Dans ce contexte, Wall Street ouvrait dans le vert, les investisseurs anticipant davantage un statu quo lors de la prochaine réunion de la Fed. Vers 16H00, le Dow Jones prenait 0,57 %, l'indice Nasdaq s'octroyait 0,82 % et l'indice élargi S&P 500 avançait de 0,71 %.
« Si un rapport sur l'emploi plus faible que prévu n'est évidemment pas une bonne nouvelle pour l'économie, il pourrait néanmoins constituer une bonne nouvelle pour les actifs risqués en réduisant la pression sur la Réserve fédérale pour qu'elle conserve un ton résolument restrictif », ajoute Bret Kenwell, analyste des marchés américains pour eToro.
Lors de sa première réunion à la tête de la banque centrale américaine, Kevin Warsh a pointé du doigt l’inflation comme l’une de ses principales luttes. « Ce comité rétablira la stabilité des prix », avait alors insisté l’homme de 56 ans.

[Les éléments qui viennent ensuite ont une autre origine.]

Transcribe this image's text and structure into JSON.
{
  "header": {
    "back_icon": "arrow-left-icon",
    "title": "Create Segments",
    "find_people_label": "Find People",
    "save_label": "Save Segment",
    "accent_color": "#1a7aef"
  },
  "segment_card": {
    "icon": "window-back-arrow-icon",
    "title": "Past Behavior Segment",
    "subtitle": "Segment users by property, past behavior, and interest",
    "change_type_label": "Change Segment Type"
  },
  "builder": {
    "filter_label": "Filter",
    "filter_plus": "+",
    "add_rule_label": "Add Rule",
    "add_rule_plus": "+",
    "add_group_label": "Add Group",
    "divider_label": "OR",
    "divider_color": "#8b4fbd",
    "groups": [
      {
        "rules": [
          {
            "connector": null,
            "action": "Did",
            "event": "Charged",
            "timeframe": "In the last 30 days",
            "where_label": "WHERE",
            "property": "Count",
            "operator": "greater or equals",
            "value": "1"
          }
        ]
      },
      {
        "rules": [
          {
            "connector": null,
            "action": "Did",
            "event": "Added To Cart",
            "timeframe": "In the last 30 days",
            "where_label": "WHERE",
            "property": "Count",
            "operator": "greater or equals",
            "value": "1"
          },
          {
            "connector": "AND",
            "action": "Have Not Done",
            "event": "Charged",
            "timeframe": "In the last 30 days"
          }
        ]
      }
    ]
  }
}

Mais déjà les dernières déclarations la veille de cet ancien faucon ont quelque peu rassuré les marchés. Présent au forum annuel de la Banque centrale européenne (BCE) à Sintra, au Portugal, Kevin Warsh a indiqué mercredi que les anticipations sur les hausses de prix avaient diminué ces derniers jours. Il n’a néanmoins donné aucune indication prospective, une nouvelle règle que le président s’est fixée.